Twice as many light receiving elements are required. For example, to read A4 width at a density of 16 lines / mm, 10080 light receiving elements are required, and a large-scale licensor must be used. At the same time, there arise problems such as an increase in the speed of the sensor output signal and an increase in the amount of light required for illumination. There is also a problem that color noise occurs as described above. Color noise can be removed by simple interpolation, but on the other hand, it reduces the resolution of the signal. Further, in the method in which each light receiving element is regarded as one pixel, the resolution obtained is lower than the signal density. As described above, in the conventional method, the number of light receiving elements equal to or more than three times the resolution is required for the color sensor, and the characteristics of the dot sequential color sensor are not fully utilized.

[Configuration of the Invention] (Means for Solving the Problems) In the present invention, from the color signals read by the color sensor, each light receiving element unit of the line sensor is considered as one pixel, and the color signals of three colors for each pixel are considered. , And another color signal of the color is used in the calculation.

(Operation) In general, the three color components are not completely independent but have a certain degree of correlation with each other. Therefore, the output signal of a certain light receiving element has information on the other color components together with the color component at the position of the light receiving element. Therefore, by using a color signal other than the color signal, a signal having a higher resolution than a signal obtained by interpolation between the color signals can be obtained.

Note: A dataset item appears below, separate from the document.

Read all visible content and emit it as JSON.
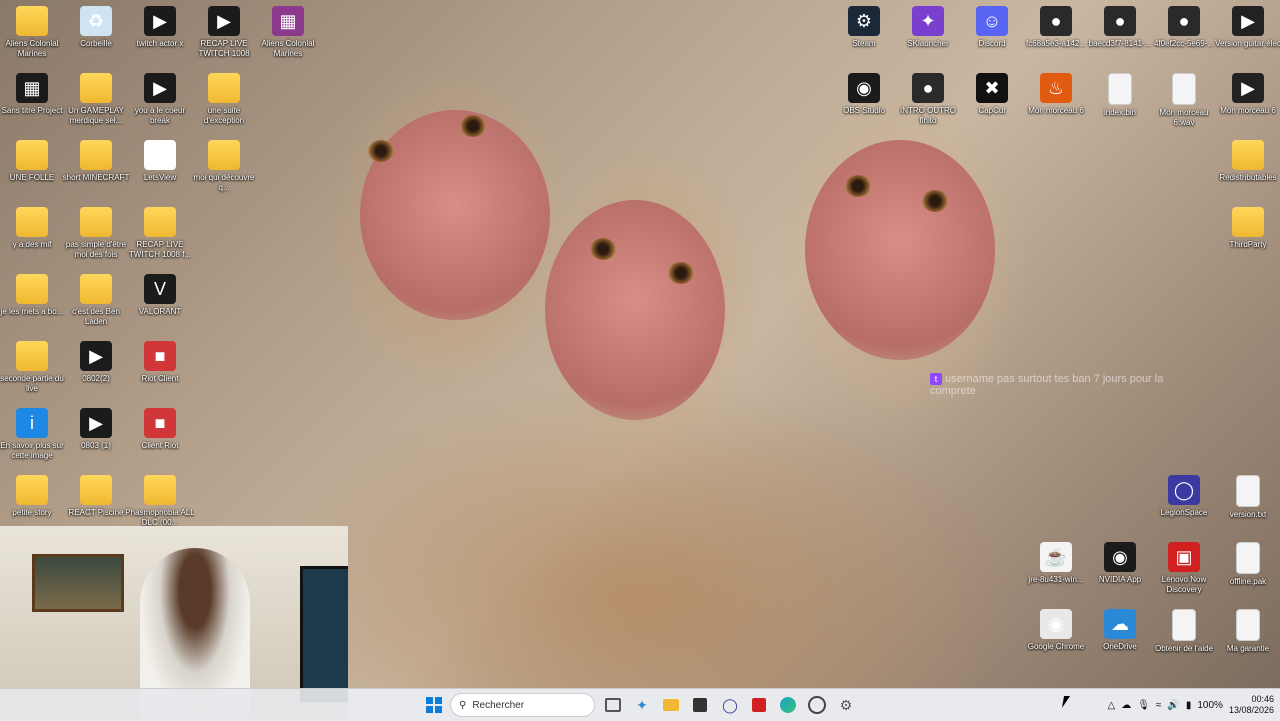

(Example) Hereinafter, an example of the present invention will be described with reference to the drawings.
FIG. 1 shows the configuration of a color image input device using the present invention. An original surface 202 is illuminated by a light source 201, and a linear region 203 on the original surface is imaged on a color line sensor 205 at an equal magnification by a close contact optical system such as a distributed index cylindrical lens array 204. As shown in FIG. 3, the color line sensor 205 sequentially arranges three color filters of red (R), green (G), and blue (B) on a light receiving element of a one-dimensional line sensor using a CCD or the like. These are arranged and called a dot-sequential color sensor. Here, the light-receiving element density of the line sensor and 2 per mm
And 4. The components of the color filters at the positions corresponding to the respective light receiving elements are converted into electric signals by this sensor, and the color image information on this line is read as an electric signal by sequentially reading the output of the line sensor (main scanning). be able to. Thereafter, the output signal of the first element first light receiving element and X _i, in particular R filter, G filter, the output signal of the B filter and R _i, G _i, B _i.

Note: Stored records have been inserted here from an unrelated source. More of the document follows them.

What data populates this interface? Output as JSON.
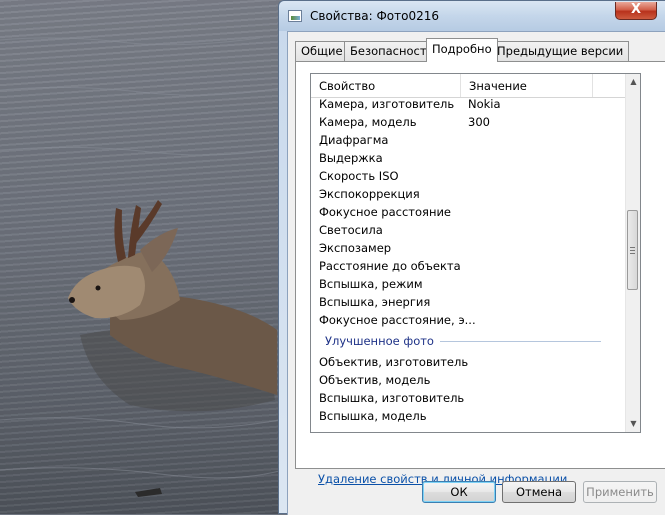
{
  "window": {
    "title": "Свойства: Фото0216",
    "close_glyph": "X"
  },
  "tabs": [
    {
      "label": "Общие",
      "active": false
    },
    {
      "label": "Безопасность",
      "active": false
    },
    {
      "label": "Подробно",
      "active": true
    },
    {
      "label": "Предыдущие версии",
      "active": false
    }
  ],
  "table": {
    "columns": [
      "Свойство",
      "Значение"
    ],
    "rows": [
      {
        "property": "Камера, изготовитель",
        "value": "Nokia"
      },
      {
        "property": "Камера, модель",
        "value": "300"
      },
      {
        "property": "Диафрагма",
        "value": ""
      },
      {
        "property": "Выдержка",
        "value": ""
      },
      {
        "property": "Скорость ISO",
        "value": ""
      },
      {
        "property": "Экспокоррекция",
        "value": ""
      },
      {
        "property": "Фокусное расстояние",
        "value": ""
      },
      {
        "property": "Светосила",
        "value": ""
      },
      {
        "property": "Экспозамер",
        "value": ""
      },
      {
        "property": "Расстояние до объекта",
        "value": ""
      },
      {
        "property": "Вспышка, режим",
        "value": ""
      },
      {
        "property": "Вспышка, энергия",
        "value": ""
      },
      {
        "property": "Фокусное расстояние, э...",
        "value": ""
      }
    ],
    "group_label": "Улучшенное фото",
    "group_rows": [
      {
        "property": "Объектив, изготовитель",
        "value": ""
      },
      {
        "property": "Объектив, модель",
        "value": ""
      },
      {
        "property": "Вспышка, изготовитель",
        "value": ""
      },
      {
        "property": "Вспышка, модель",
        "value": ""
      }
    ]
  },
  "remove_link": "Удаление свойств и личной информации",
  "buttons": {
    "ok": "ОК",
    "cancel": "Отмена",
    "apply": "Применить"
  },
  "colors": {
    "link": "#0a50a8",
    "group_header": "#1e3287",
    "close_button": "#c8442a"
  }
}
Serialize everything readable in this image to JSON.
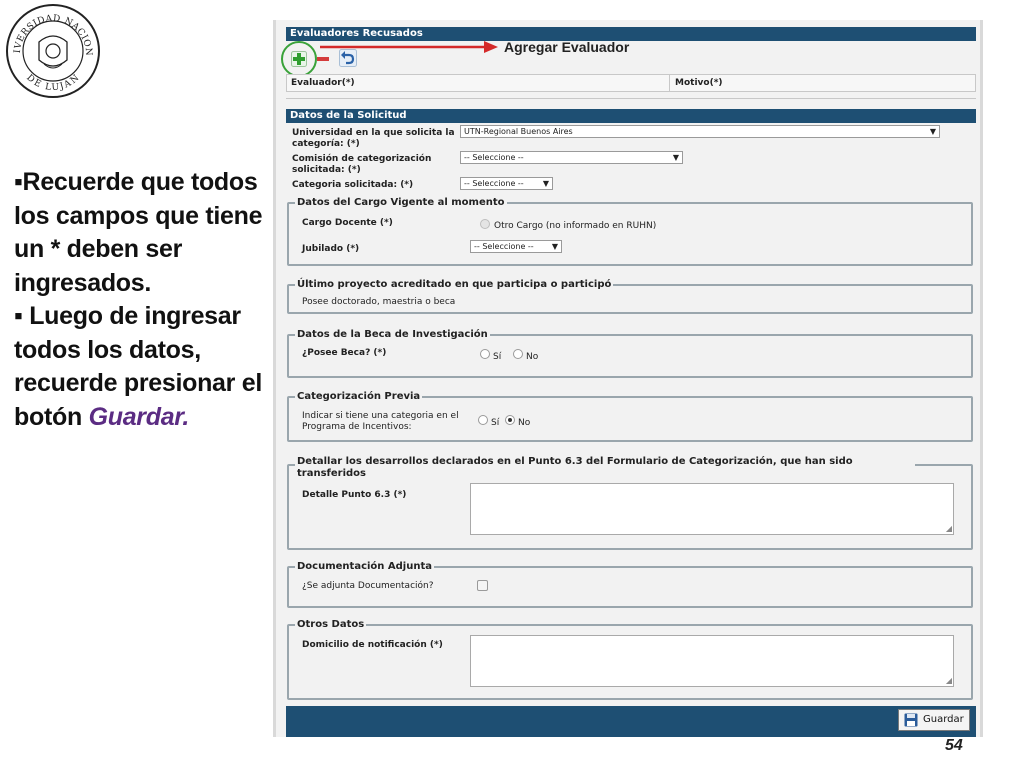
{
  "logo": {
    "text_top": "UNIVERSIDAD NACIONAL",
    "text_bottom": "DE LUJAN"
  },
  "notes": {
    "item1": "▪Recuerde que todos los campos que tiene un * deben ser ingresados.",
    "item2_prefix": "▪ Luego de ingresar todos los datos, recuerde presionar el botón",
    "item2_emphasis": "Guardar."
  },
  "page_number": "54",
  "form": {
    "evaluadores": {
      "title": "Evaluadores Recusados",
      "annotation": "Agregar Evaluador",
      "columns": [
        "Evaluador(*)",
        "Motivo(*)"
      ]
    },
    "solicitud": {
      "title": "Datos de la Solicitud",
      "universidad_label": "Universidad en la que solicita la categoría: (*)",
      "universidad_value": "UTN-Regional Buenos Aires",
      "comision_label": "Comisión de categorización solicitada: (*)",
      "comision_value": "-- Seleccione --",
      "categoria_label": "Categoria solicitada: (*)",
      "categoria_value": "-- Seleccione --"
    },
    "cargo": {
      "legend": "Datos del Cargo Vigente al momento",
      "cargo_label": "Cargo Docente (*)",
      "otro_cargo": "Otro Cargo (no informado en RUHN)",
      "jubilado_label": "Jubilado (*)",
      "jubilado_value": "-- Seleccione --"
    },
    "proyecto": {
      "legend": "Último proyecto acreditado en que participa o participó",
      "text": "Posee doctorado, maestria o beca"
    },
    "beca": {
      "legend": "Datos de la Beca de Investigación",
      "label": "¿Posee Beca? (*)",
      "si": "Sí",
      "no": "No"
    },
    "previa": {
      "legend": "Categorización Previa",
      "label": "Indicar si tiene una categoria en el Programa de Incentivos:",
      "si": "Sí",
      "no": "No"
    },
    "desarrollos": {
      "legend": "Detallar los desarrollos declarados en el Punto 6.3 del Formulario de Categorización, que han sido transferidos",
      "label": "Detalle Punto 6.3 (*)"
    },
    "documentacion": {
      "legend": "Documentación Adjunta",
      "label": "¿Se adjunta Documentación?"
    },
    "otros": {
      "legend": "Otros Datos",
      "label": "Domicilio de notificación (*)"
    },
    "save_label": "Guardar"
  },
  "colors": {
    "header_bar": "#1e4f73",
    "highlight_circle": "#3aa23a",
    "arrow": "#d42a2a",
    "emphasis_text": "#5b2c83"
  }
}
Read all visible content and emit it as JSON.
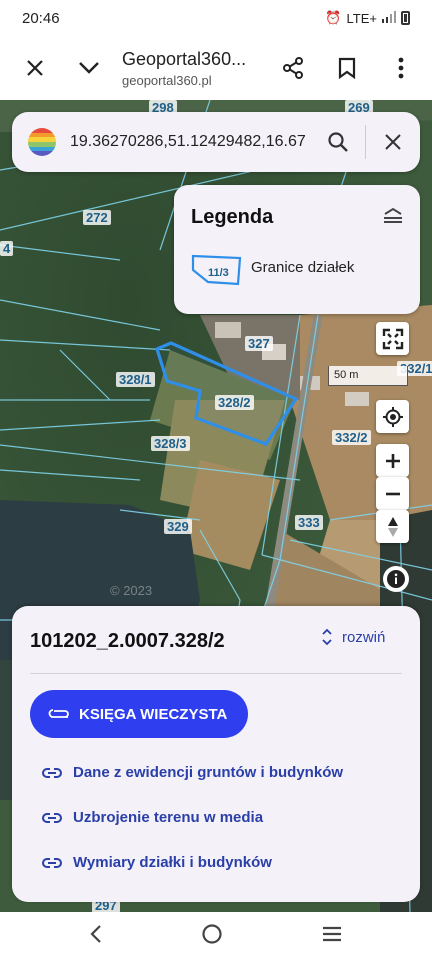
{
  "status_bar": {
    "time": "20:46",
    "network": "LTE+"
  },
  "browser": {
    "title": "Geoportal360...",
    "url": "geoportal360.pl"
  },
  "search": {
    "coords": "19.36270286,51.12429482,16.67"
  },
  "legend": {
    "title": "Legenda",
    "symbol_label": "11/3",
    "item_label": "Granice działek"
  },
  "map": {
    "parcel_labels": [
      "298",
      "269",
      "272",
      "4",
      "327",
      "332/1",
      "328/1",
      "328/2",
      "332/2",
      "328/3",
      "333",
      "329",
      "297"
    ],
    "scale": "50 m",
    "watermark": "© 2023"
  },
  "sheet": {
    "parcel_id": "101202_2.0007.328/2",
    "expand_label": "rozwiń",
    "primary_button": "KSIĘGA WIECZYSTA",
    "links": [
      "Dane z ewidencji gruntów i budynków",
      "Uzbrojenie terenu w media",
      "Wymiary działki i budynków"
    ]
  },
  "colors": {
    "accent": "#2f3ff0",
    "link": "#2a3fa8",
    "parcel_boundary": "#2f8fe8",
    "panel": "#f4f2f8"
  }
}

The light source, the optical system, and the line sensor are integrated with the carriage 206 and scanning (sub-scanning) is performed in a direction perpendicular to the main scanning direction, so that information on the entire original image can be read.

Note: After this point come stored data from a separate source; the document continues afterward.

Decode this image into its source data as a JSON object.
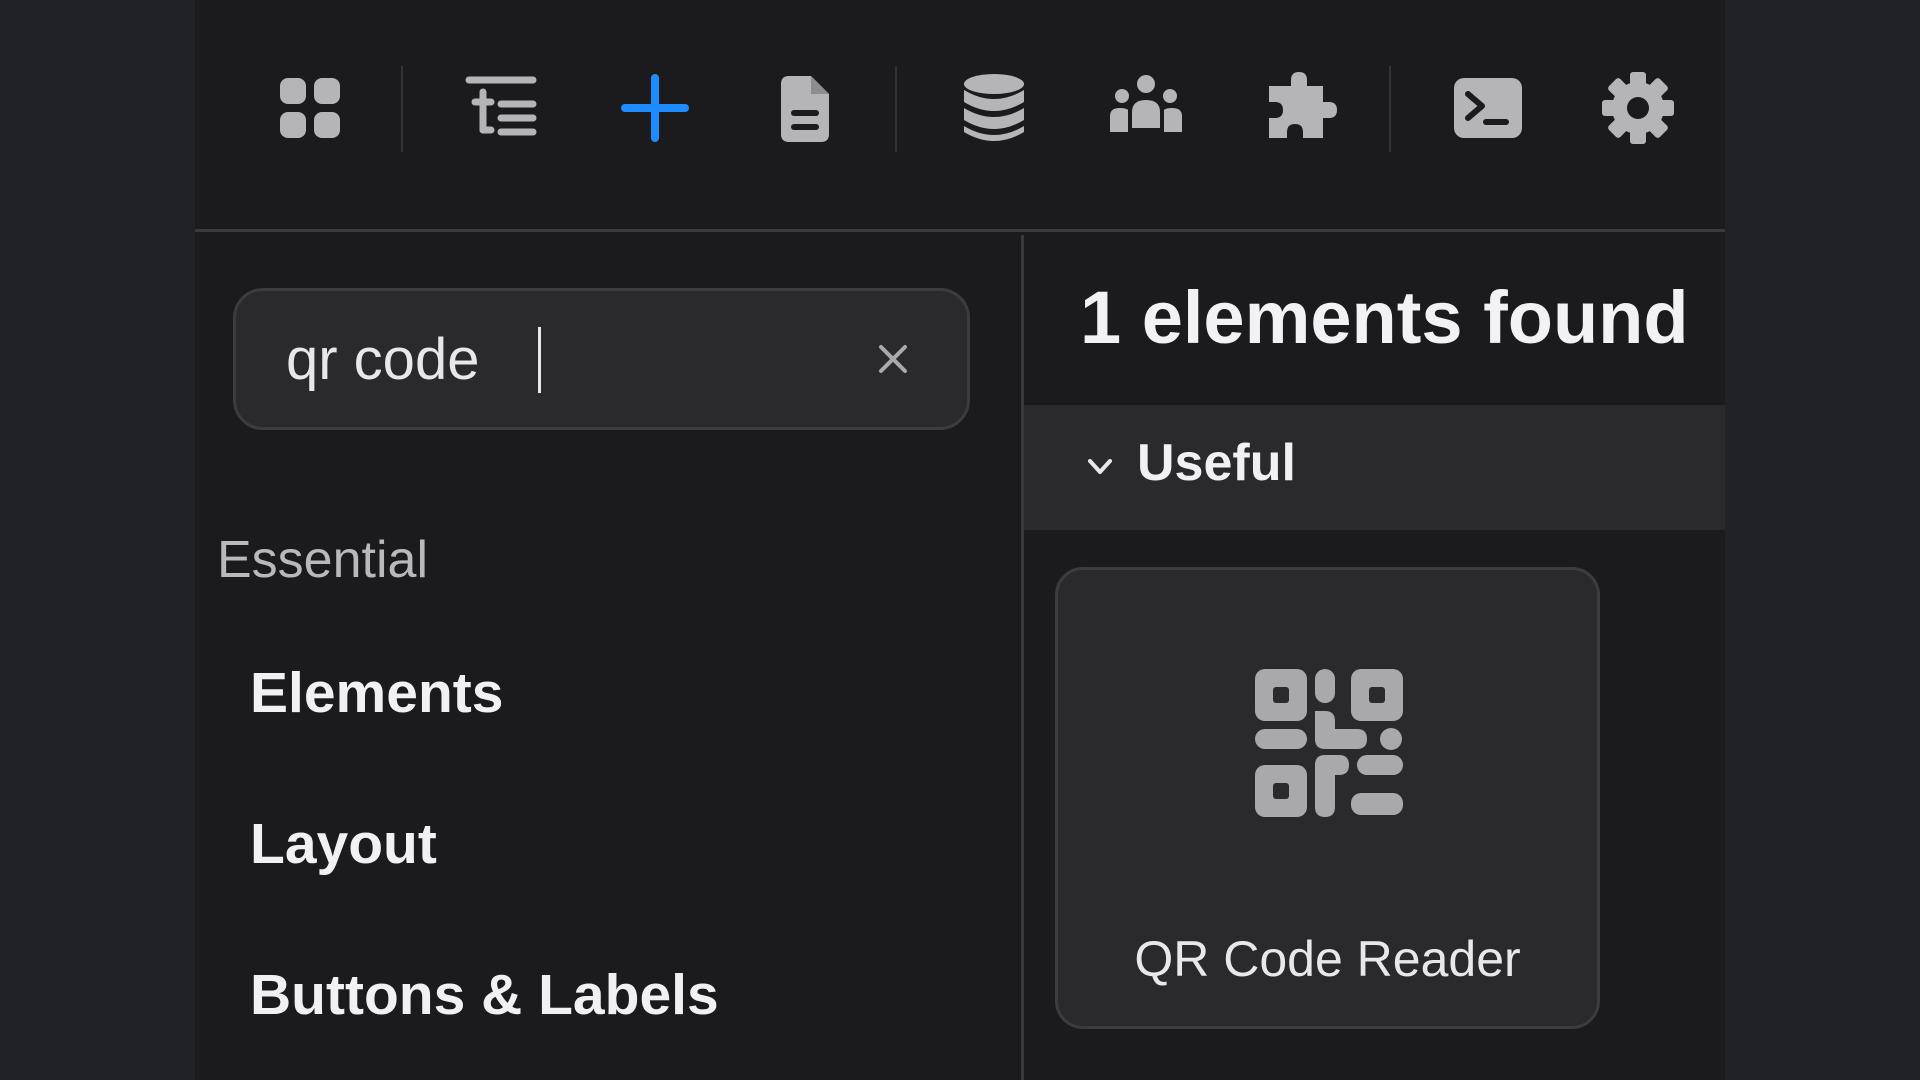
{
  "colors": {
    "accent": "#1e8bff",
    "icon": "#b5b5b8",
    "background": "#1b1b1d",
    "panel": "#2a2a2d"
  },
  "toolbar": {
    "icons": [
      "apps-grid-icon",
      "outline-tree-icon",
      "plus-icon",
      "document-icon",
      "database-icon",
      "users-icon",
      "puzzle-icon",
      "terminal-icon",
      "gear-icon"
    ],
    "active": "plus-icon"
  },
  "search": {
    "value": "qr code",
    "placeholder": ""
  },
  "sidebar": {
    "section": "Essential",
    "items": [
      {
        "label": "Elements"
      },
      {
        "label": "Layout"
      },
      {
        "label": "Buttons & Labels"
      }
    ]
  },
  "results": {
    "count_text": "1 elements found",
    "group": {
      "label": "Useful",
      "icon": "chevron-down-icon"
    },
    "cards": [
      {
        "label": "QR Code Reader",
        "icon": "qr-code-icon"
      }
    ]
  }
}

The output signal 251 of the line sensor is amplified by the amplifier 207, and A / A
After conversion into a digital signal 252 by the D converter 208, the normalization circuit 209 normalizes the white level and the black level. Due to variations in the sensitivity of each light receiving element of the line sensor and uneven illuminance of the light source, a uniform output signal cannot be obtained even when a document having a uniform reflectance is read. In this circuit, a white reference plate and a black reference plate at the end of the document surface are read in advance, and the obtained reference signal is stored in a line memory or the like. The variation is corrected.
Thus, for an original having the same reflectance as the white reference plate and the black reference plate, the image signals become 1 and 0, respectively, and the white balance is performed simultaneously with the correction. The specific configuration of the present circuit is described in detail in, for example, Japanese Patent Application No. 59-199263. Since the standardized image signal 253 has only one color signal of RGB for each pixel, that is, each light receiving element, it is converted into three color signals for each pixel by the next extended interpolation circuit 210. Since this circuit is the point of the present invention, the processing and configuration performed by this circuit will be described in detail below.

In this circuit, the operation shown in Expression (2) is performed, and the
RGB signals R ′ _i , G ′ _i , and B ′ _i are obtained, and are used as interpolation output signals.

However, A is an interpolation matrix and takes the following values, for example.

X _i is a vector representation of sensor output signals before and after pixel i.

X _i = (X _{i + 3} X _{i + 2} X _{i + 1} X _i X _i−1 X _i−2 X _i−3 ) ^t (4) When this expression is divided into components, for example, i = 3n In this case, equation (5) is obtained.

Here, the first term is usually the DC component 1, 2, 3 of the color component.
The coefficients are selected so that the term has a DC component of zero. That For example G _'i, the following conditions are satisfied normal.

Accordingly, the first term is considered to be a linear interpolation value of the color component, and the second and third terms are considered to be correction components due to differences between other color components.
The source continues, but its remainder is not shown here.